Organized as part of the 79th Division A.E.F. (American Expeditionary Force) - World War I The United States in World War I, the men of the 314th were trained at Camp Meade (later renamed Fort George G. Meade in 1929), Maryland. Arriving at the camp in September, 1917, the unit completed training and sailed to France aboard the USS Leviathan in July, 1918. Upon arrival at Brest, France, they continued training until September 1918, then took part in the Meuse Argonne Offensive. Capturing the town of Malancourt on September 26, 1918, they assisted the 313th Infantry on the following day in the capture of the town of Montfaucon-d'Argonne. Montfaucon was a heavily defended area and observation post of the German army. Of the four Infantry regiments of the 79th Division involved in the offensive, the 314th was hardest-hit. It took several days to account for all the missing personnel and bring the regiment up 50 percent manning.
The 79th Division was relieved on September 30 and transferred to the Troyon sector. While there, they assumed a variety of duties, including holding the front. They shared the trenches with the 313th, 315th, and 316th Infantry Regiments. During this time, they were harassed with mustard gas, shelling, and enemy trench and air raids but held the line.

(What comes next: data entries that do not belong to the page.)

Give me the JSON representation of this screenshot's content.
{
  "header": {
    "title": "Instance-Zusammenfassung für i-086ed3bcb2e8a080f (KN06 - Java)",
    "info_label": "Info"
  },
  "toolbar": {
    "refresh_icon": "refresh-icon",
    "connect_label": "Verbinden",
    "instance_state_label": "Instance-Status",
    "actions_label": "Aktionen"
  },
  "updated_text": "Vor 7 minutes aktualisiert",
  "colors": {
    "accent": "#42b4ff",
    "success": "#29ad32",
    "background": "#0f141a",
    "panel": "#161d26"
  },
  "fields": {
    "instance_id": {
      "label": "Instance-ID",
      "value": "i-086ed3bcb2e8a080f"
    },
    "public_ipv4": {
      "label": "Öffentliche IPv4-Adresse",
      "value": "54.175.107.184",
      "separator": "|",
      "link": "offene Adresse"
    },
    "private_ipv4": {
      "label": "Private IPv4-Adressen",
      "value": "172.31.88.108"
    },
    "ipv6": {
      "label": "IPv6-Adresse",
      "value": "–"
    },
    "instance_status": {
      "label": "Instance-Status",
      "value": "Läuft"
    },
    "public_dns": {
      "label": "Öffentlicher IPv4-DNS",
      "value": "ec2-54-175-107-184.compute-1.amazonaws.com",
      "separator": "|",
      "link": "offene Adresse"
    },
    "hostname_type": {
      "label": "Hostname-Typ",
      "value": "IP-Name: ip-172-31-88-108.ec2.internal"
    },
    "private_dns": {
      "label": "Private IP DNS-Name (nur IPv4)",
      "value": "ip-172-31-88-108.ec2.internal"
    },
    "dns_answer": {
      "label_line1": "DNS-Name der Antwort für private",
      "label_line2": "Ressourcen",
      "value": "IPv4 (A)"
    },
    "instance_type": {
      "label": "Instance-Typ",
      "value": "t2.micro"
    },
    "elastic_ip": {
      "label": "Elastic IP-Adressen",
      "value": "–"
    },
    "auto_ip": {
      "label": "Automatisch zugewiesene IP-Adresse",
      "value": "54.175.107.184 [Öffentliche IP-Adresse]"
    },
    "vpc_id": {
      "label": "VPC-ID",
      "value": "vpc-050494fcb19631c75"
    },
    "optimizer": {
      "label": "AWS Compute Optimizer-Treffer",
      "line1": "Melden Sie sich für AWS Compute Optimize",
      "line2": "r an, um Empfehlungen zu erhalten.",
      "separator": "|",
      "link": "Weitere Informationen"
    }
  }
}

At the end of October, the 79th Division was again ordered to move to participate in the third phase of the Meuse Argonne Offensive. On November 1, 1918, the 314th advanced. By November 9, they captured the towns of Crepion, Waville, and Moirey. The following day the unit captured Buisson Chaumont, Hill 328. On November 11, the 314th advanced against Cote de Romagne and stopped firing at 11 a.m., at the time of the Armistice. By the end day, the 314th had made the greatest advance into German lines east of the Meuse River.
The regiment continued training, passed a review by General Pershing, and shipped home on May 15, 1919, aboard the USS Princess Matoika. Arriving at Hoboken, New Jersey on May 26, 1919, they were discharged from service at Camp Dix, New Jersey.